Le « cookie wall » est la pratique consistant à bloquer l’accès à un site web ou à une application mobile pour qui ne consent pas à être suivi. L’interdiction générale et absolue des « cookie wall » par la CNIL est illégale.

Cookie wall : une pratique légale  

Sur l’initiative de plusieurs associations professionnelles (fédération du e-commerce et de la vente à distance, le GESTE, IAB France, Union des marques …) le Conseil d’Etat a censuré l’une des dispositions de voûte de la délibération CNIL « Traceurs et Cookies » n° 2019-093 du 4 juillet 2019 : l’interdiction des « cookie wall ». En considérant que le refus des cookies privait l’internaute dont les données personnelles sont traitées d’un avantage majeur et que son consentement à ce titre, était altéré, la CNIL a excédé ce qu’elle pouvait légalement faire, dans le cadre du RGDP. Il s’ensuit que la délibération attaquée est, dans cette mesure, entachée d’illégalité.

Contexte de l’affaire

Les lignes directrices adoptées par la CNIL s’inscrivent dans le cadre d’un plan d’action sur le ciblage publicitaire annoncé le 28 juin 2019, dont la délibération du 4 juillet 2019 constituait la première étape. Cette délibération, d’une part, livre l’interprétation que retient la CNIL de la réglementation applicable en la matière, en rappelant que sa méconnaissance pourra donner lieu à des sanctions de sa part et, d’autre part, édicte des recommandations de bonnes pratiques à destination des opérateurs concernés.

Le consentement applicable aux cookies et traceurs

Les autres dispositions de la délibération du 4 juillet 2019 ont été validées par le Conseil d’Etat. En particulier la CNIL a pu, sans erreur de droit :

  • Faire application aux Cookies et traceurs du régime du consentement requis pour les traitements de données à caractère personnel ;
  • Rappeler que, parmi les informations devant être portées à la connaissance de l’utilisateur, figure notamment et à tout le moins » l’identité du ou des responsables de traitement « , et, d’autre part, préciser que l’utilisateur » doit pouvoir identifier l’ensemble des entités ayant recours à des traceurs avant de pouvoir y consentir ” dans la mesure où ces entités, au nombre desquelles ne figurent pas les destinataires de données, apparaissent comme responsables ou co-responsables du traitement de données ;
  • Considérer qu’une liste exhaustive et régulièrement mise à jour des entités ayant recours à des traceurs doit être mise à disposition de l’utilisateur directement lors du recueil de son consentement ;
  • Rappeler que la personne concernée doit être en mesure de donner son consentement de façon indépendante et spécifique pour chaque finalité distincte.

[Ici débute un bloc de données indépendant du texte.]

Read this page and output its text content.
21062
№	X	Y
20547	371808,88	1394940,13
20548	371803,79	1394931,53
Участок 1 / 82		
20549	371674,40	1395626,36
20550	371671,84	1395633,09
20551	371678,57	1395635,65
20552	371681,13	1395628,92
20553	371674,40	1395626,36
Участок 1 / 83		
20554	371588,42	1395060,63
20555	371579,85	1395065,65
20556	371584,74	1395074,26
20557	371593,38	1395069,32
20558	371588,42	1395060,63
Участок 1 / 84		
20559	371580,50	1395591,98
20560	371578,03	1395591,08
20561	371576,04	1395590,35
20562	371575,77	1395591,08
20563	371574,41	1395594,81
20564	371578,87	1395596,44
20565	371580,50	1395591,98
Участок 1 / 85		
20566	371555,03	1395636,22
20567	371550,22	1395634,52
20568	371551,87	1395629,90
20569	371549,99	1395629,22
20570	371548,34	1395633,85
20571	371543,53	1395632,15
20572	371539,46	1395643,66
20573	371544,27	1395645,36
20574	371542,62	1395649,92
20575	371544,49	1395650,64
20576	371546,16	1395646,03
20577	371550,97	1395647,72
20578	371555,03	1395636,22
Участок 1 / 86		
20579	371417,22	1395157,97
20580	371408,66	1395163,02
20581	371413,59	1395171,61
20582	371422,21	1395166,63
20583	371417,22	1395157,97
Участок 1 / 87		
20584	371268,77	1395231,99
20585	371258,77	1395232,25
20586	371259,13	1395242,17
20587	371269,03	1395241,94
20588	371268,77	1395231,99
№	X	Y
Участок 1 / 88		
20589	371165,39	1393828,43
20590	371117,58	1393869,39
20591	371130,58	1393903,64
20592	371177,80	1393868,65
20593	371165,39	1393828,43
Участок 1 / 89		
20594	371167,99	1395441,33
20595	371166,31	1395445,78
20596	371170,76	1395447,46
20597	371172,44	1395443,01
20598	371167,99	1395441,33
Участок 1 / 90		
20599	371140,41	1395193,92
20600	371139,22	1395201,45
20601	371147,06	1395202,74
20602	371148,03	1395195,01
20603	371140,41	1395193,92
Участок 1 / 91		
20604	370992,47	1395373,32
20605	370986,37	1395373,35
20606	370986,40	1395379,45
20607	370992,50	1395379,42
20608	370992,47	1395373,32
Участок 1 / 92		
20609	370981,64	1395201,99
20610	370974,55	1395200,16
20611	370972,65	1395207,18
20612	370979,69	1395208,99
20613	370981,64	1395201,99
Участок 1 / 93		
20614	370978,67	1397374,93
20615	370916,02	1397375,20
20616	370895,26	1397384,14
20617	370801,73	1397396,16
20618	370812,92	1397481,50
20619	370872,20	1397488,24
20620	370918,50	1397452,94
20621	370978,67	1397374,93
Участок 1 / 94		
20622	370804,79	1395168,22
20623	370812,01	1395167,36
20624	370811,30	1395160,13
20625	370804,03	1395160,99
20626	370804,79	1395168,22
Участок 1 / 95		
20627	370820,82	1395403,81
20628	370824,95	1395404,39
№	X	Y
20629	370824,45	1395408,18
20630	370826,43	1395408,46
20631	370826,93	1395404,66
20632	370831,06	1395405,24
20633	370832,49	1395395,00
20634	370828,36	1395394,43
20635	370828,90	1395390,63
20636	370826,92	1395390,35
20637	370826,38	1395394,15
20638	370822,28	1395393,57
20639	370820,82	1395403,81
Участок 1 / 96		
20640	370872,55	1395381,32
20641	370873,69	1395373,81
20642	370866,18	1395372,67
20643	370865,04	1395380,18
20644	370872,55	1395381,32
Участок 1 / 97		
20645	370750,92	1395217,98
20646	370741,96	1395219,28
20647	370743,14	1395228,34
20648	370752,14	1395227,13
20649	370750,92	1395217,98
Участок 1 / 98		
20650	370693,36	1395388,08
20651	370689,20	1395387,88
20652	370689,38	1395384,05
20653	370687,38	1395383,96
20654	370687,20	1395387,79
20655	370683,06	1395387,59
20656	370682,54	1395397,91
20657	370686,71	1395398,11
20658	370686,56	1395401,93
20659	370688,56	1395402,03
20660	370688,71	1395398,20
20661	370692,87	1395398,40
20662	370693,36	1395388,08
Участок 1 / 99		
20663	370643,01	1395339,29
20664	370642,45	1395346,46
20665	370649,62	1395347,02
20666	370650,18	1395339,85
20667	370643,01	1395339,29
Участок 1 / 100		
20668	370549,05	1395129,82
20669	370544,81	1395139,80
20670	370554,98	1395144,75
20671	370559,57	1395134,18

Pour rappel, au sens de l’article 82 de la loi du 6 janvier 1978, tout abonné ou utilisateur d’un service de communications électroniques doit être informé de manière claire et complète, sauf s’il l’a été au préalable, par le responsable du traitement ou son représentant : 1° De la finalité de toute action tendant à accéder, par voie de transmission électronique, à des informations déjà stockées dans son équipement terminal de communications électroniques, ou à inscrire des informations dans cet équipement ; 2° Des moyens dont il dispose pour s’y opposer. Ces accès ou inscriptions ne peuvent avoir lieu qu’à condition que l’abonné ou la personne utilisatrice ait exprimé, après avoir reçu cette information, son consentement qui peut résulter de paramètres appropriés de son dispositif de connexion ou de tout autre dispositif placé sous son contrôle. Ces dispositions ne sont pas applicables si l’accès aux informations stockées dans l’équipement terminal de l’utilisateur ou l’inscription d’informations dans l’équipement terminal de l’utilisateur : 1° Soit, a pour finalité exclusive de permettre ou faciliter la communication par voie électronique ; 2° Soit, est strictement nécessaire à la fourniture d’un service de communication en ligne à la demande expresse de l’utilisateur.

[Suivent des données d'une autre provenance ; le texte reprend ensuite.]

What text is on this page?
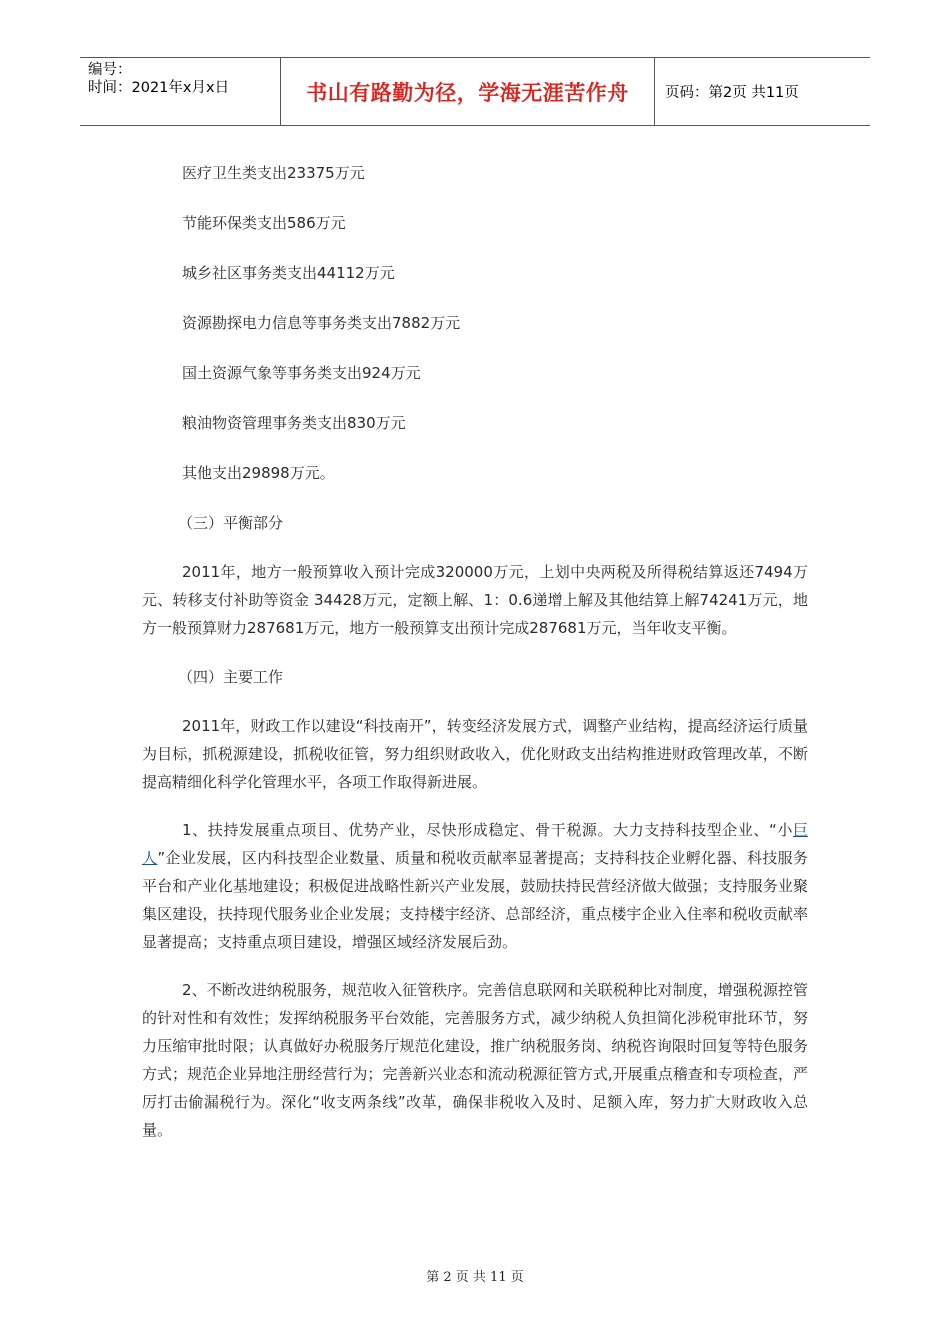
编号：
时间：2021年x月x日	书山有路勤为径，学海无涯苦作舟	页码：第2页 共11页
医疗卫生类支出23375万元
节能环保类支出586万元
城乡社区事务类支出44112万元
资源勘探电力信息等事务类支出7882万元
国土资源气象等事务类支出924万元
粮油物资管理事务类支出830万元
其他支出29898万元。
（三）平衡部分

2011年，地方一般预算收入预计完成320000万元，上划中央两税及所得税结算返还7494万元、转移支付补助等资金 34428万元，定额上解、1：0.6递增上解及其他结算上解74241万元，地方一般预算财力287681万元，地方一般预算支出预计完成287681万元，当年收支平衡。

（四）主要工作

2011年，财政工作以建设“科技南开”，转变经济发展方式，调整产业结构，提高经济运行质量为目标，抓税源建设，抓税收征管，努力组织财政收入，优化财政支出结构推进财政管理改革，不断提高精细化科学化管理水平，各项工作取得新进展。

1、扶持发展重点项目、优势产业，尽快形成稳定、骨干税源。大力支持科技型企业、“小巨人”企业发展，区内科技型企业数量、质量和税收贡献率显著提高；支持科技企业孵化器、科技服务平台和产业化基地建设；积极促进战略性新兴产业发展，鼓励扶持民营经济做大做强；支持服务业聚集区建设，扶持现代服务业企业发展；支持楼宇经济、总部经济，重点楼宇企业入住率和税收贡献率显著提高；支持重点项目建设，增强区域经济发展后劲。

2、不断改进纳税服务，规范收入征管秩序。完善信息联网和关联税种比对制度，增强税源控管的针对性和有效性；发挥纳税服务平台效能，完善服务方式，减少纳税人负担简化涉税审批环节，努力压缩审批时限；认真做好办税服务厅规范化建设，推广纳税服务岗、纳税咨询限时回复等特色服务方式；规范企业异地注册经营行为；完善新兴业态和流动税源征管方式,开展重点稽查和专项检查，严厉打击偷漏税行为。深化“收支两条线”改革，确保非税收入及时、足额入库，努力扩大财政收入总量。

第 2 页 共 11 页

Selon la CJUE (arrêt C-673/17 du 1er octobre 2019), les conditions de recueil du consentement de l’utilisateur prévues par le règlement du 27 avril 2016 dit RGDP sont applicables aux opérations de lecture et d’écriture dans le terminal d’un utilisateur.

Aux termes de l’article 13 du RGPD, l’information claire et complète dont doit disposer la personne avant le recueil de son consentement inclut notamment l’identité et les coordonnées du responsable du traitement et les destinataires ou les catégories de destinataires des données à caractère personnel, s’ils existent.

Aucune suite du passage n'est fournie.